The company also tries to keep that process as simple as possible — eliminating unnecessary trips out to customers’ locations so they can avoid charging trip fees and increasing the cost of their product.
“We’ll typically ask the customer to send us an idea of what they want and photos of the area they need to cover,” Kaiserman says. “We can really do a lot over the phone and probably be able to give them an estimate with just that. If [the customer] wants to proceed, from there it depends on what they need. If it’s a recover, we’ll go out and measure it, take it back to the shop, cut it, and then have it reinstalled. If it’s a structure we have to build — for example, a hip canopy structure — then we just fabricate and deliver it.”
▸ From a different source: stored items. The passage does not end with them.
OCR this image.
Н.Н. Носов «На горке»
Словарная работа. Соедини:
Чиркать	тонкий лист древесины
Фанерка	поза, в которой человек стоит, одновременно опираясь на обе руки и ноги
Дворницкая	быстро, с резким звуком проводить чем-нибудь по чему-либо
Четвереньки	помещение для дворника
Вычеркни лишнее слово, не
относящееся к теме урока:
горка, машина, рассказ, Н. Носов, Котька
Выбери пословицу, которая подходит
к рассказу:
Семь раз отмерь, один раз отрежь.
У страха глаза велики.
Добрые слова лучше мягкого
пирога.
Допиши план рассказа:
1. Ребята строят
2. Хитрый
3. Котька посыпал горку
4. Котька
As far as technology, Kaiserman says that the sewing machines his team uses are “tried and true. That part is pretty simple. But we have taken advantage of some apps for communication between guys in the field, management, and the other departments on a project.”
Phoenix Canopy and Shades recently began using MaintainX
software to facilitate this transfer of information. “Everybody can see each job and what the requirements are,” Kaiserman continues, “so that communication between all the different steps is more congruent. That has helped out a lot. Everybody can just log on and look at the project.”

Once the company acquires a new location in the Phoenix area — they’re currently looking for a 3,000- to 4,000-square-foot manufacturing space of their own — Kaiserman says they may invest in a CNC machine to automate some of their fabric cutting process.
“The thing about that is it helps to have the same things to cut over and over,” he explains, “versus if we just do one custom shade sail. My cutters are so skilled that it’s faster and easier to do it by hand than to try to program it into a computer. When it comes to the one offs, you know, we find it’s just better to have one of our cutters cut it, then it goes to sewing and on its way. But in terms of doing a lot of recovers and shades for the carwash industry — like for their vacuum canopies — those all tend to be the same. So, we could program [the CNC] and do 25 or 30 all the same size. It would make sense at that point.”
Challenges: “Finding additional qualified people who can do the work,” Kaiserman says of his company’s challenges. “It’s a skill, and it’s not really easy to train somebody how to take a domed awning and recover it. Finding people with a high skill level like that is very hard because it seems to be a dying trade. I’ve had ads out for people at a pretty high pay rate and it has still been difficult.”

Opportunities: Up until now, Phoenix Canopy and Shades has had to rely on other companies to install the products they’ve manufactured. However, Kaiserman and his team recently received their ROC license, which will now enable them to do their own installs.
“It’s going to really open things up for us,” Kaiserman says. “That’s why I can say that we’re going to grow three or four times in the next year or two. There has been a market there that we haven’t been able to chase because we weren’t capable of bidding on those particular projects. Now we can, and it’s going to be huge for us. We’re really excited about it.”
Needs: “Once we have our new location, we’ll go ahead and start adding equipment, vehicles, and talent,” Kaiserman says. Upcoming purchases will include a genie lift and a boring drill for installs as well as a small service fleet.